Единственное, чего я добился: мать отправила меня спать на полчаса раньше. И остался я в темной комнате наедине со своим великим стыдом. Я лентяй и бездельник, самый плохой мальчик на свете, и завтра, и послезавтра, и всю жизнь мне предстоит стоять у позорного столба.

И я решил утопиться.

Почему утопиться? Кажется, незадолго перед тем смотрел вместе с мамой «Русалку» по видео. Мама объясняла, что вот девушка не захотела жить от несчастной любви. А я не хотел жить самым плохим мальчиком. Единственный выход — утопиться.

Нет, я еще не решил окончательно именно сегодня расстаться с жизнью, но все-таки надо было примериться, попробовать, как это делается. И я вылез из кроватки, оделся, на цыпочках прокрался на террасу и припустил прямой дорожкой через сад к озеру.

Было очень темно и очень жутко. Черные тени лежали поперек аллеи. Волки, ведьмы и колдуны из страшных сказок подстерегали меня под кустами. Я даже забыл, что хочу умереть. Мне было нестерпимо страшно.

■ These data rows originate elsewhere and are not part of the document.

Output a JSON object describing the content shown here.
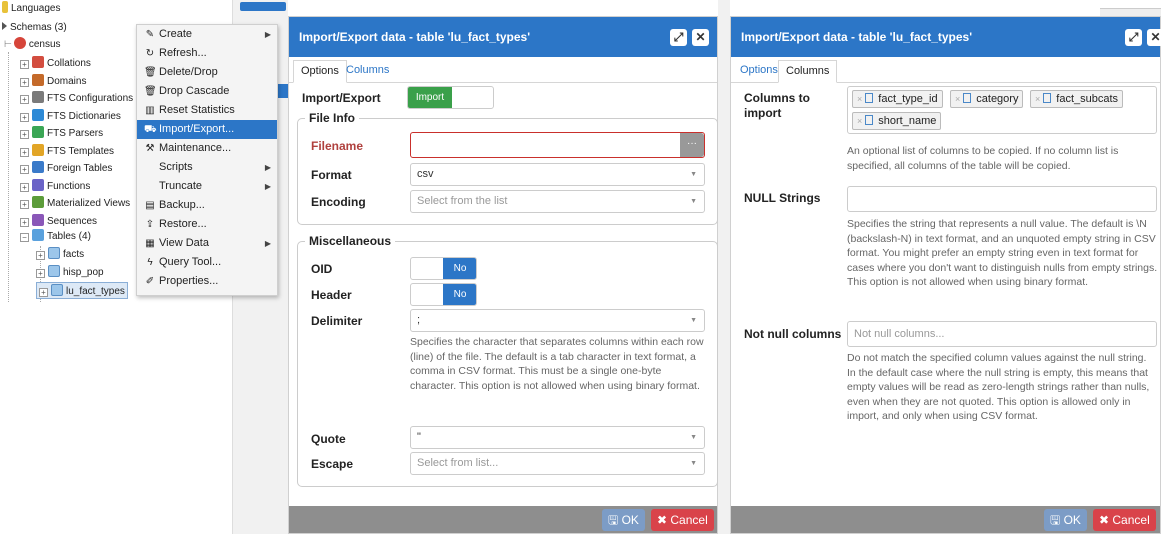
{
  "tree": {
    "top_label": "Languages",
    "schemas": "Schemas (3)",
    "census": "census",
    "items": [
      {
        "label": "Collations",
        "icon": "collation-icon",
        "color": "#d34d3f"
      },
      {
        "label": "Domains",
        "icon": "domain-icon",
        "color": "#c46a2a"
      },
      {
        "label": "FTS Configurations",
        "icon": "fts-config-icon",
        "color": "#7a7a7a"
      },
      {
        "label": "FTS Dictionaries",
        "icon": "fts-dictionary-icon",
        "color": "#2d8ad6"
      },
      {
        "label": "FTS Parsers",
        "icon": "fts-parser-icon",
        "color": "#3aa655"
      },
      {
        "label": "FTS Templates",
        "icon": "fts-template-icon",
        "color": "#e2a526"
      },
      {
        "label": "Foreign Tables",
        "icon": "foreign-table-icon",
        "color": "#3a7ac9"
      },
      {
        "label": "Functions",
        "icon": "function-icon",
        "color": "#6a63c7"
      },
      {
        "label": "Materialized Views",
        "icon": "matview-icon",
        "color": "#5c9c3a"
      },
      {
        "label": "Sequences",
        "icon": "sequence-icon",
        "color": "#8a57b8"
      }
    ],
    "tables": "Tables (4)",
    "tables_children": [
      "facts",
      "hisp_pop",
      "lu_fact_types"
    ]
  },
  "context_menu": [
    {
      "label": "Create",
      "icon": "create-icon",
      "glyph": "✎",
      "submenu": true
    },
    {
      "label": "Refresh...",
      "icon": "refresh-icon",
      "glyph": "↻",
      "submenu": false
    },
    {
      "label": "Delete/Drop",
      "icon": "delete-icon",
      "glyph": "🗑",
      "submenu": false
    },
    {
      "label": "Drop Cascade",
      "icon": "drop-cascade-icon",
      "glyph": "🗑",
      "submenu": false
    },
    {
      "label": "Reset Statistics",
      "icon": "statistics-icon",
      "glyph": "▥",
      "submenu": false
    },
    {
      "label": "Import/Export...",
      "icon": "cart-icon",
      "glyph": "⛟",
      "submenu": false,
      "active": true
    },
    {
      "label": "Maintenance...",
      "icon": "wrench-icon",
      "glyph": "⚒",
      "submenu": false
    },
    {
      "label": "Scripts",
      "icon": "",
      "glyph": "",
      "submenu": true
    },
    {
      "label": "Truncate",
      "icon": "",
      "glyph": "",
      "submenu": true
    },
    {
      "label": "Backup...",
      "icon": "backup-icon",
      "glyph": "▤",
      "submenu": false
    },
    {
      "label": "Restore...",
      "icon": "restore-icon",
      "glyph": "⇪",
      "submenu": false
    },
    {
      "label": "View Data",
      "icon": "view-data-icon",
      "glyph": "▦",
      "submenu": true
    },
    {
      "label": "Query Tool...",
      "icon": "query-tool-icon",
      "glyph": "ϟ",
      "submenu": false
    },
    {
      "label": "Properties...",
      "icon": "properties-icon",
      "glyph": "✐",
      "submenu": false
    }
  ],
  "dialog_left": {
    "title": "Import/Export data - table 'lu_fact_types'",
    "tabs": [
      "Options",
      "Columns"
    ],
    "import_export_label": "Import/Export",
    "import_toggle": "Import",
    "file_info_legend": "File Info",
    "filename_label": "Filename",
    "filename_value": "",
    "browse_glyph": "···",
    "format_label": "Format",
    "format_value": "csv",
    "encoding_label": "Encoding",
    "encoding_placeholder": "Select from the list",
    "misc_legend": "Miscellaneous",
    "oid_label": "OID",
    "oid_value": "No",
    "header_label": "Header",
    "header_value": "No",
    "delimiter_label": "Delimiter",
    "delimiter_value": ";",
    "delimiter_help": "Specifies the character that separates columns within each row (line) of the file. The default is a tab character in text format, a comma in CSV format. This must be a single one-byte character. This option is not allowed when using binary format.",
    "quote_label": "Quote",
    "quote_value": "\"",
    "escape_label": "Escape",
    "escape_placeholder": "Select from list...",
    "ok_label": "OK",
    "cancel_label": "Cancel"
  },
  "dialog_right": {
    "title": "Import/Export data - table 'lu_fact_types'",
    "tabs": [
      "Options",
      "Columns"
    ],
    "columns_label": "Columns to import",
    "columns": [
      "fact_type_id",
      "category",
      "fact_subcats",
      "short_name"
    ],
    "columns_help": "An optional list of columns to be copied. If no column list is specified, all columns of the table will be copied.",
    "null_strings_label": "NULL Strings",
    "null_strings_help": "Specifies the string that represents a null value. The default is \\N (backslash-N) in text format, and an unquoted empty string in CSV format. You might prefer an empty string even in text format for cases where you don't want to distinguish nulls from empty strings. This option is not allowed when using binary format.",
    "not_null_label": "Not null columns",
    "not_null_placeholder": "Not null columns...",
    "not_null_help": "Do not match the specified column values against the null string. In the default case where the null string is empty, this means that empty values will be read as zero-length strings rather than nulls, even when they are not quoted. This option is allowed only in import, and only when using CSV format.",
    "ok_label": "OK",
    "cancel_label": "Cancel"
  },
  "colors": {
    "accent": "#2c76c7",
    "toggle_import": "#3aa04a",
    "toggle_no": "#2c76c7",
    "cancel": "#d9434a",
    "footer": "#8e8e8e"
  }
}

Я мчался, жмуря глаза, и все-таки добежал до озера. Над гладью висела латунная луна, заливала округу мертвенным светом. Вода была холодная — я попробовал пальцем. Теперь надо было топиться, но — как? Плавать я умел, кто же не умеет плавать в шесть лет? Но мне было очень жалко себя, жалко расставаться с любимыми игрушками, и маму жалко тоже. Наверное, она плакать будет? А будет ли плакать круглоглазая жестокая девочка, устыдится ли она своей жестокости, когда я буду лежать недвижный, холодный?.. А может быть, я превращусь в русалку? Бывают ли мальчики-русалки? В сказках о них не написано. Должны быть? Или мальчики-русалки — это водяные? Ух, как я напугаю тогда всех этих озорных дразнилок!

Ордер на молодость i_005.jpg

И тут мама схватила меня на руки.

Конечно, она заглянула перед сном в мою комнату, увидела пустую кроватку, тут же схватилась за радиопеленгатор (пищалкой называли его в детском садике), побежала по сигналам, ужасаясь и уповая, что ребенок жив еще. В общем, тут она выпытала все, отвела меня за ручку к тете Искре. Та сделала внушение ребятам:

— Дети, ну как не стыдно, кто же так встречает новеньких? Юшик наш гость, он еще не знает порядков, объяснить надо, показать, а не нападать всем на одного.

Юшик совсем не лентяй, он только хотел пошутить. Ты же не будешь больше прятаться в шкафу, Юш?